Canada has requested the interested private parties to release Canada from obligations arising under the business confidentiality clauses of Canada's arrangements with them. With the exception of Bombardier, these interested parties have indicated that are not prepared to allow Canada to release business confidential information, or have not responded to the request for release [...]

9.300 In response to our request for comments on the rates of return estimated by Brazil, Canada relied on the same arguments as for the aforementioned $87 million TPC contribution to Bombardier. Thus, Canada asserted that a number of assumptions supporting Brazil's estimation "have no basis in fact". Canada also asserted that the methodology of Brazil's estimation of TPC's return is "less than credible", and that the estimation contained a number of "fundamental problems" that have led to "fantastical estimates". Unlike the Bombardier contribution, however, Canada did not provide specific arguments seeking to rebut the rates of return estimated by Brazil.

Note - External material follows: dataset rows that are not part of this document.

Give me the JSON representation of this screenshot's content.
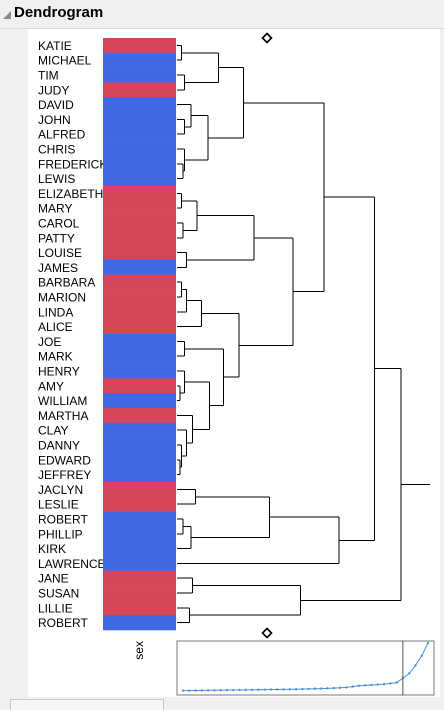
{
  "panel": {
    "title": "Dendrogram",
    "column_label": "sex"
  },
  "colors": {
    "F": "#d6455a",
    "M": "#4169e1",
    "tree": "#000000",
    "distance_line": "#4a90d9"
  },
  "rows": [
    {
      "name": "KATIE",
      "sex": "F"
    },
    {
      "name": "MICHAEL",
      "sex": "M"
    },
    {
      "name": "TIM",
      "sex": "M"
    },
    {
      "name": "JUDY",
      "sex": "F"
    },
    {
      "name": "DAVID",
      "sex": "M"
    },
    {
      "name": "JOHN",
      "sex": "M"
    },
    {
      "name": "ALFRED",
      "sex": "M"
    },
    {
      "name": "CHRIS",
      "sex": "M"
    },
    {
      "name": "FREDERICK",
      "sex": "M"
    },
    {
      "name": "LEWIS",
      "sex": "M"
    },
    {
      "name": "ELIZABETH",
      "sex": "F"
    },
    {
      "name": "MARY",
      "sex": "F"
    },
    {
      "name": "CAROL",
      "sex": "F"
    },
    {
      "name": "PATTY",
      "sex": "F"
    },
    {
      "name": "LOUISE",
      "sex": "F"
    },
    {
      "name": "JAMES",
      "sex": "M"
    },
    {
      "name": "BARBARA",
      "sex": "F"
    },
    {
      "name": "MARION",
      "sex": "F"
    },
    {
      "name": "LINDA",
      "sex": "F"
    },
    {
      "name": "ALICE",
      "sex": "F"
    },
    {
      "name": "JOE",
      "sex": "M"
    },
    {
      "name": "MARK",
      "sex": "M"
    },
    {
      "name": "HENRY",
      "sex": "M"
    },
    {
      "name": "AMY",
      "sex": "F"
    },
    {
      "name": "WILLIAM",
      "sex": "M"
    },
    {
      "name": "MARTHA",
      "sex": "F"
    },
    {
      "name": "CLAY",
      "sex": "M"
    },
    {
      "name": "DANNY",
      "sex": "M"
    },
    {
      "name": "EDWARD",
      "sex": "M"
    },
    {
      "name": "JEFFREY",
      "sex": "M"
    },
    {
      "name": "JACLYN",
      "sex": "F"
    },
    {
      "name": "LESLIE",
      "sex": "F"
    },
    {
      "name": "ROBERT",
      "sex": "M"
    },
    {
      "name": "PHILLIP",
      "sex": "M"
    },
    {
      "name": "KIRK",
      "sex": "M"
    },
    {
      "name": "LAWRENCE",
      "sex": "M"
    },
    {
      "name": "JANE",
      "sex": "F"
    },
    {
      "name": "SUSAN",
      "sex": "F"
    },
    {
      "name": "LILLIE",
      "sex": "F"
    },
    {
      "name": "ROBERT",
      "sex": "M"
    }
  ],
  "distance_plot": {
    "values": [
      0.4,
      0.5,
      0.6,
      0.7,
      0.8,
      0.9,
      1.0,
      1.1,
      1.2,
      1.3,
      1.4,
      1.5,
      1.6,
      1.7,
      1.8,
      1.9,
      2.0,
      2.1,
      2.2,
      2.4,
      2.6,
      2.8,
      3.0,
      3.3,
      3.6,
      4.0,
      4.5,
      5.5,
      6.5,
      7.0,
      7.5,
      8.0,
      8.5,
      9.5,
      10.5,
      16,
      22,
      32,
      44,
      60
    ],
    "ymax": 60,
    "cut_index": 35
  }
}
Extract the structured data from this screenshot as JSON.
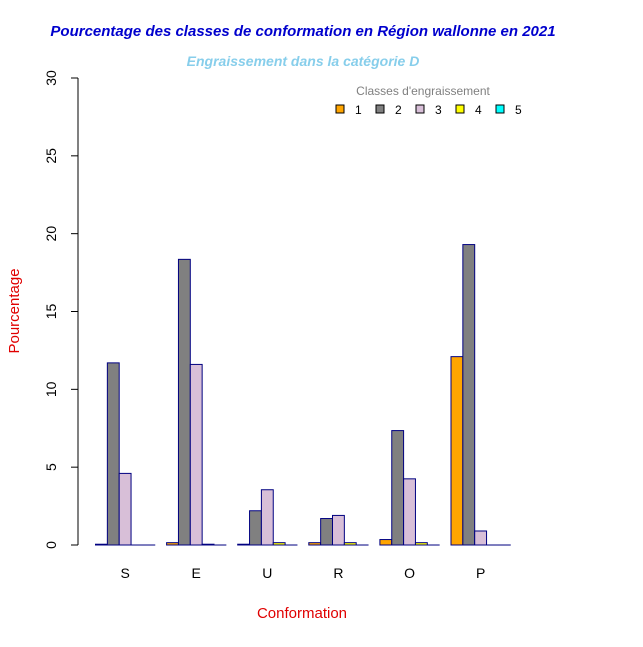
{
  "chart_data": {
    "type": "bar",
    "title": "Pourcentage des classes de conformation en Région wallonne en 2021",
    "subtitle": "Engraissement dans la catégorie D",
    "xlabel": "Conformation",
    "ylabel": "Pourcentage",
    "ylim": [
      0,
      30
    ],
    "yticks": [
      "0",
      "5",
      "10",
      "15",
      "20",
      "25",
      "30"
    ],
    "categories": [
      "S",
      "E",
      "U",
      "R",
      "O",
      "P"
    ],
    "legend_title": "Classes d'engraissement",
    "legend_placement": "top-right",
    "series": [
      {
        "name": "1",
        "color": "#FFA500",
        "values": [
          0.05,
          0.15,
          0.05,
          0.15,
          0.35,
          12.1
        ]
      },
      {
        "name": "2",
        "color": "#808080",
        "values": [
          11.7,
          18.35,
          2.2,
          1.7,
          7.35,
          19.3
        ]
      },
      {
        "name": "3",
        "color": "#D8BFD8",
        "values": [
          4.6,
          11.6,
          3.55,
          1.9,
          4.25,
          0.9
        ]
      },
      {
        "name": "4",
        "color": "#FFFF00",
        "values": [
          0,
          0.05,
          0.15,
          0.15,
          0.15,
          0
        ]
      },
      {
        "name": "5",
        "color": "#00FFFF",
        "values": [
          0,
          0,
          0,
          0,
          0,
          0
        ]
      }
    ]
  }
}
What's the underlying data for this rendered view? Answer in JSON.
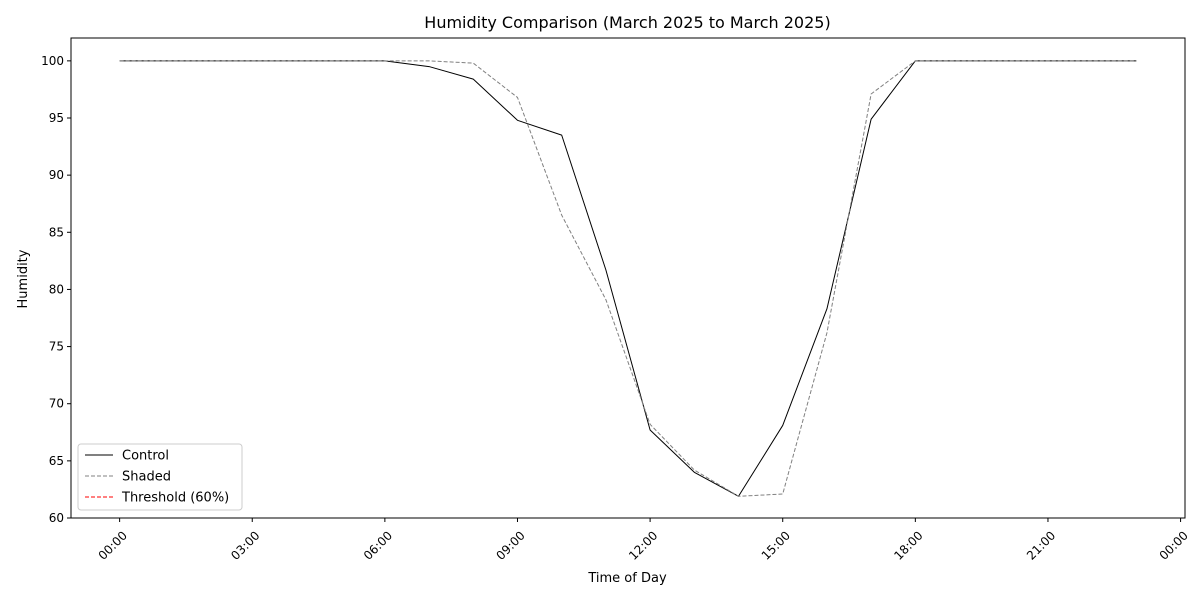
{
  "chart_data": {
    "type": "line",
    "title": "Humidity Comparison (March 2025 to March 2025)",
    "xlabel": "Time of Day",
    "ylabel": "Humidity",
    "xlim": [
      -1.1,
      24.1
    ],
    "ylim": [
      60,
      102
    ],
    "x_tick_values": [
      0,
      3,
      6,
      9,
      12,
      15,
      18,
      21,
      24
    ],
    "x_tick_labels": [
      "00:00",
      "03:00",
      "06:00",
      "09:00",
      "12:00",
      "15:00",
      "18:00",
      "21:00",
      "00:00"
    ],
    "y_tick_values": [
      60,
      65,
      70,
      75,
      80,
      85,
      90,
      95,
      100
    ],
    "y_tick_labels": [
      "60",
      "65",
      "70",
      "75",
      "80",
      "85",
      "90",
      "95",
      "100"
    ],
    "grid": false,
    "legend_position": "lower-left",
    "x": [
      0,
      1,
      2,
      3,
      4,
      5,
      6,
      7,
      8,
      9,
      10,
      11,
      12,
      13,
      14,
      15,
      16,
      17,
      18,
      19,
      20,
      21,
      22,
      23
    ],
    "series": [
      {
        "name": "Control",
        "color": "#000000",
        "style": "solid",
        "values": [
          100,
          100,
          100,
          100,
          100,
          100,
          100,
          99.5,
          98.4,
          94.8,
          93.5,
          81.7,
          67.7,
          64.0,
          61.9,
          68.1,
          78.3,
          94.9,
          100,
          100,
          100,
          100,
          100,
          100
        ]
      },
      {
        "name": "Shaded",
        "color": "#808080",
        "style": "dashed",
        "values": [
          100,
          100,
          100,
          100,
          100,
          100,
          100,
          100,
          99.8,
          96.8,
          86.5,
          79.1,
          68.2,
          64.2,
          61.9,
          62.1,
          76.2,
          97.1,
          100,
          100,
          100,
          100,
          100,
          100
        ]
      },
      {
        "name": "Threshold (60%)",
        "color": "#ff0000",
        "style": "dashed",
        "type": "hline",
        "y": 60
      }
    ]
  }
}
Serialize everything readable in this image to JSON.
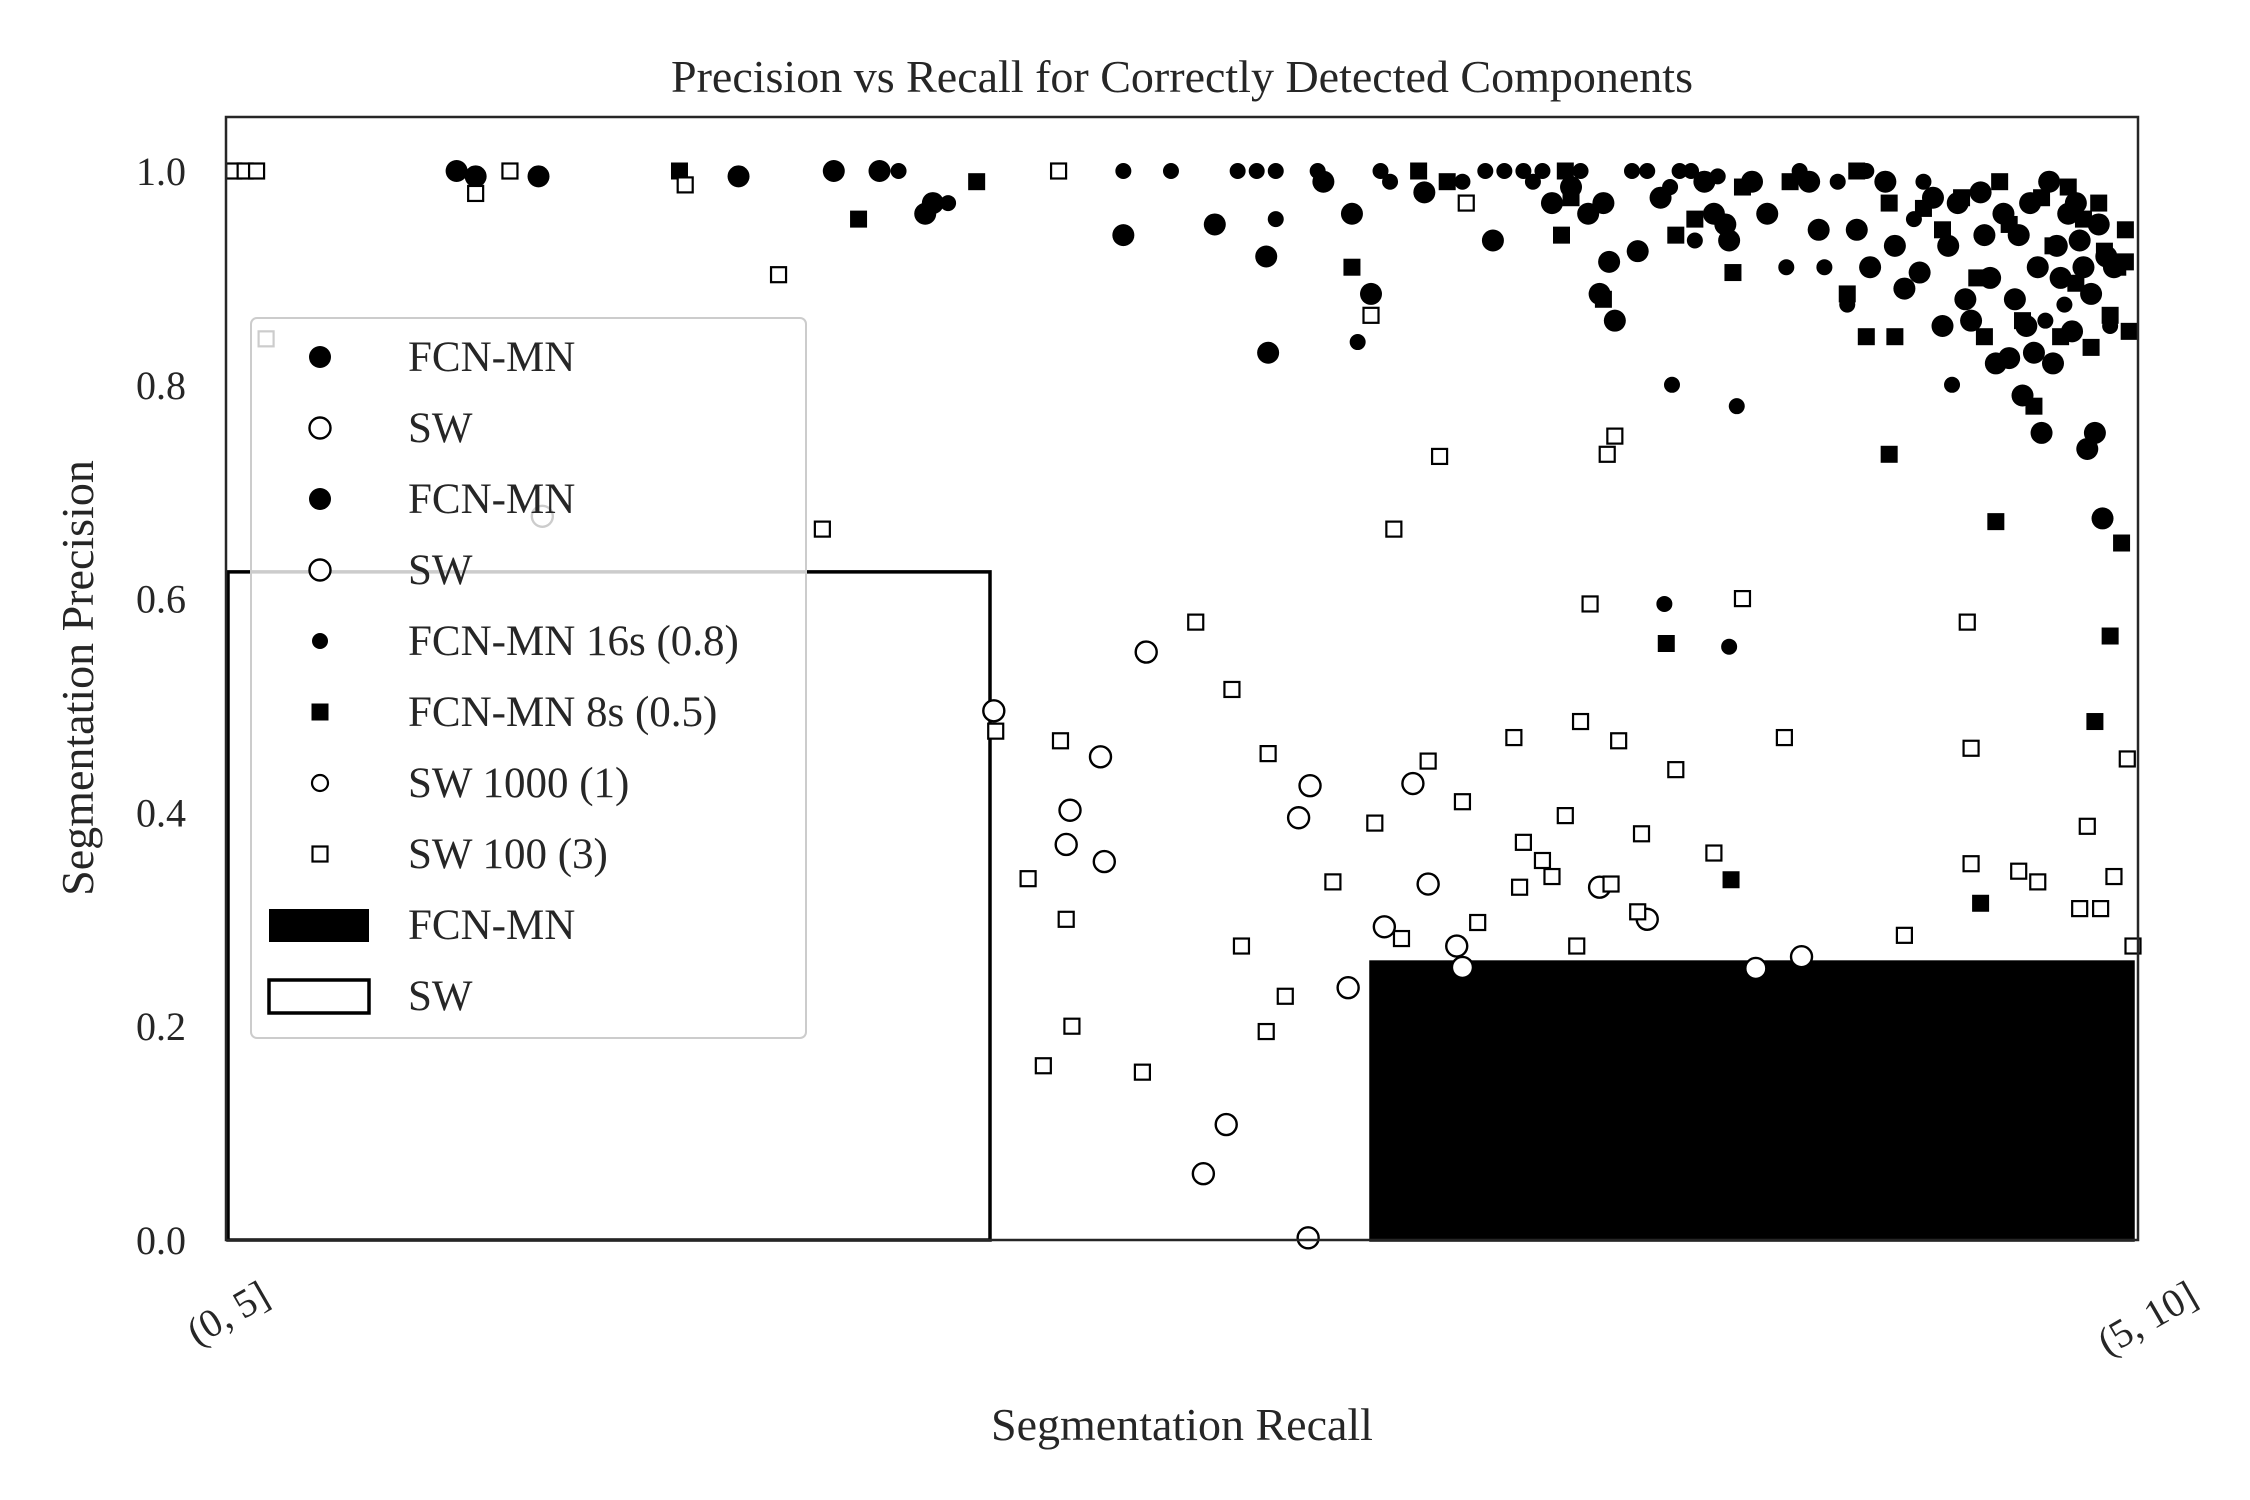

9.301 As with Brazil's reaction to Canada's refusal to provide detailed information concerning the $87 million Bombardier contribution, Brazil asks the Panel to "adopt adverse inferences, presuming that all information withheld by Canada is inculpatory", and that the two TPC contributions in issue are subsidies prohibited by Article 3 of the SCM Agreement.

To continue with $12.7 million TPC contribution to Allied Signal;


612 See para. 9.43 above.

613 WTO document WT/DS70/2.

614 We recall our interpretation of the meaning of "benefit" at para. 9.120 above.

615 We note that Brazil's request for establishment of a panel (WT/DS70/2) refers to various alleged prohibited export subsidies provided to the "Canadian industry producing civil aircraft". Our terms of reference, therefore, relate to assistance provided to the Canadian civil aircraft industry. With the exception of its first written submission, however, all findings requested by Brazil concerning TPC refer to the "regional aircraft industry". Similarly, all arguments and evidence adduced by Brazil concerns the regional aircraft industry. For this reason, we only examine Brazil's claim against TPC assistance insofar as such assistance relates to the Canadian regional aircraft industry.

616 In response to a question from the Panel, Brazil confirmed that the phrase "predecessor programs" in its request for establishment is restricted to the DIPP.